Put an ice pack on the back of your neck or forehead.

    Make and savor a delicious meal, noticing each specific flavor.

    Spritz your favorite perfume or diffuse your preferred essential oil.

    Listen to/play music that soothes or uplifts you.

    Draw, color, or paint.

    Drink a glass of water.

    Run your hands under cold water.

    Do deep breathing exercises.

    Notice what you find beautiful. Enjoy looking at it!

     

    4. Mental distractions


    Distractions get a bad rap because, well, they’re distractions! But distractions can healthily self-regulate and release anxiety, especially when stuck in a spiral or panic attack.

    When able, we revisit what we needed to avoid. Sometimes that isn’t necessary because we recognize our fear wasn’t based in reality.

    In heightened, inescapable moments of stress, distractions can bring our bodies out of “fight or flight” by no longer putting gas on the flames. The gas is our attention.
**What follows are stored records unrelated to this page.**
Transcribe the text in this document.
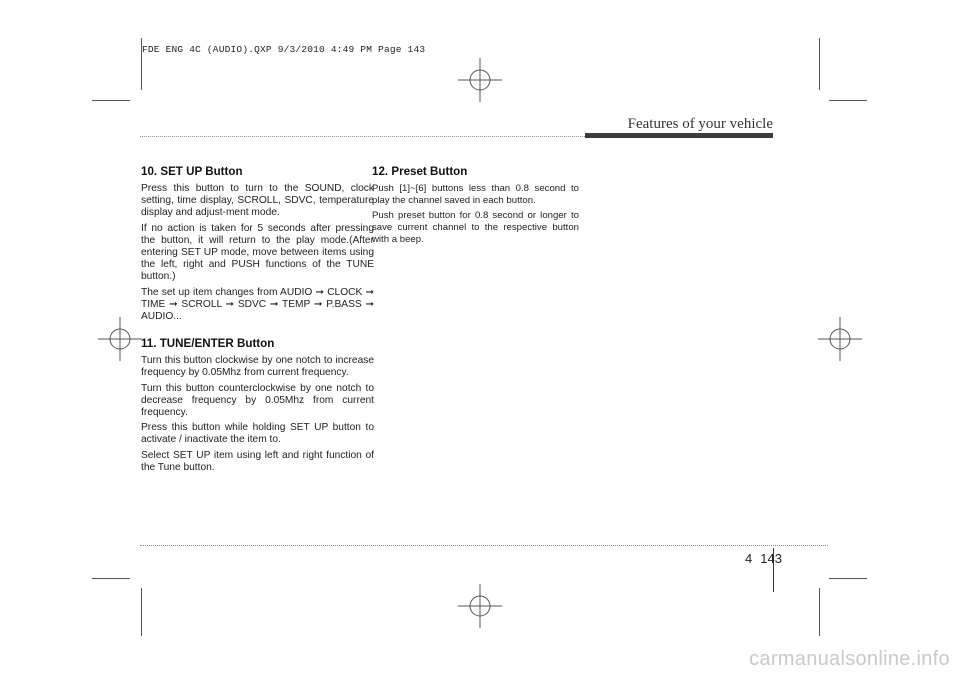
FDE ENG 4C (AUDIO).QXP 9/3/2010 4:49 PM Page 143
Features of your vehicle
10. SET UP Button

Press this button to turn to the SOUND, clock setting, time display, SCROLL, SDVC, temperature display and adjust-ment mode.

If no action is taken for 5 seconds after pressing the button, it will return to the play mode.(After entering SET UP mode, move between items using the left, right and PUSH functions of the TUNE button.)

The set up item changes from AUDIO ➞ CLOCK ➞ TIME ➞ SCROLL ➞ SDVC ➞ TEMP ➞ P.BASS ➞ AUDIO...

11. TUNE/ENTER Button

Turn this button clockwise by one notch to increase frequency by 0.05Mhz from current frequency.

Turn this button counterclockwise by one notch to decrease frequency by 0.05Mhz from current frequency.

Press this button while holding SET UP button to activate / inactivate the item to.

Select SET UP item using left and right function of the Tune button.

12. Preset Button

Push [1]~[6] buttons less than 0.8 second to play the channel saved in each button.

Push preset button for 0.8 second or longer to save current channel to the respective button with a beep.

4 143
carmanualsonline.info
The flames are our anxiety.

    Some distraction methods include:

      • Television & movies
      • Video games & other games
      • Reading
      • Podcasts
      • Music
      • Arts & crafts
      • Reaching out to safe loved ones
    Some mindful games when anxious/in a panic attack include:
        • ABC game: name everything in a category starting with the first letter of the alphabet (ie.cities, names, colors, food. “Apple, bread, carrots, etc”)

        • Describe everything in detail about a nearby object
        • 5-4-3-2-1 Coping Technique: List 5 things you can see, 4 things you can touch, 3 things you can hear, 2 things you can smell, & 1 thing you can taste
        • Mantras (ie. “I am safe, I am loved, I am allowed to feel joy")

        5. Gut health

        Research discovered our guts create 90% of our serotonin! Over 70% of our immune system is located here too.
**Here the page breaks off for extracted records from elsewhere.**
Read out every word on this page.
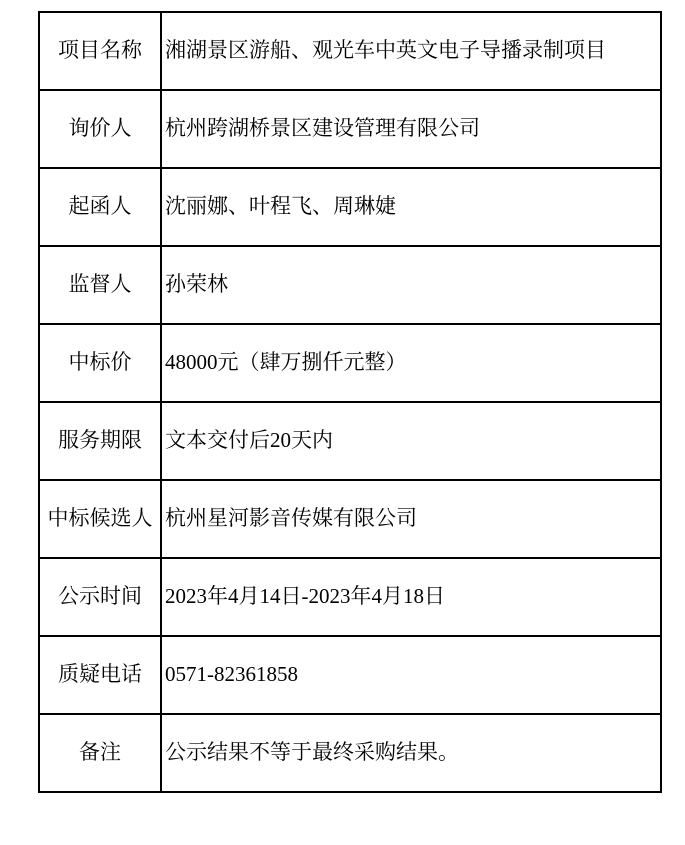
项目名称	湘湖景区游船、观光车中英文电子导播录制项目
询价人	杭州跨湖桥景区建设管理有限公司
起函人	沈丽娜、叶程飞、周琳婕
监督人	孙荣林
中标价	48000元（肆万捌仟元整）
服务期限	文本交付后20天内
中标候选人	杭州星河影音传媒有限公司
公示时间	2023年4月14日-2023年4月18日
质疑电话	0571-82361858
备注	公示结果不等于最终采购结果。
        Stress directly impacts our guts, and vice versa. The gut and microbiome communicate with the brain constantly. Our gut lining is very thin, easily compromised and inflamed by stress, poor nutrition, & excess antibiotics. Gut inflammation spreads quickly to our brain, which can irritate a host of problems - anxiety and depression included.

        So what we put into our stomachs helps determine our stress levels, even if we don’t realize it. To maintain optimal mental health and immunity, we need to eat gut-healthy foods.

        This includes fresh, whole foods, vegetables, and fruits. If you eat meat or eggs, sustainably-produced and organic is ideal.

        Some shelf-stable gut-healthy food options are:

          • Sweet potatoes
          • Nut butter
          • Coconut milk
          • Lemons
          • Plant-based protein powders
          • Grass-fed collagen/gelatin
          • Lentils
          • Apples
          • Onions
          • Nutritional yeast
          • Spaghetti squash
          • Sweet peas

        Everyone’s body and needs vary. Don’t feel shame for what you need or feeling “different”.

        Do what you can, when you can, with what you have. We will get through this. As individuals and a community.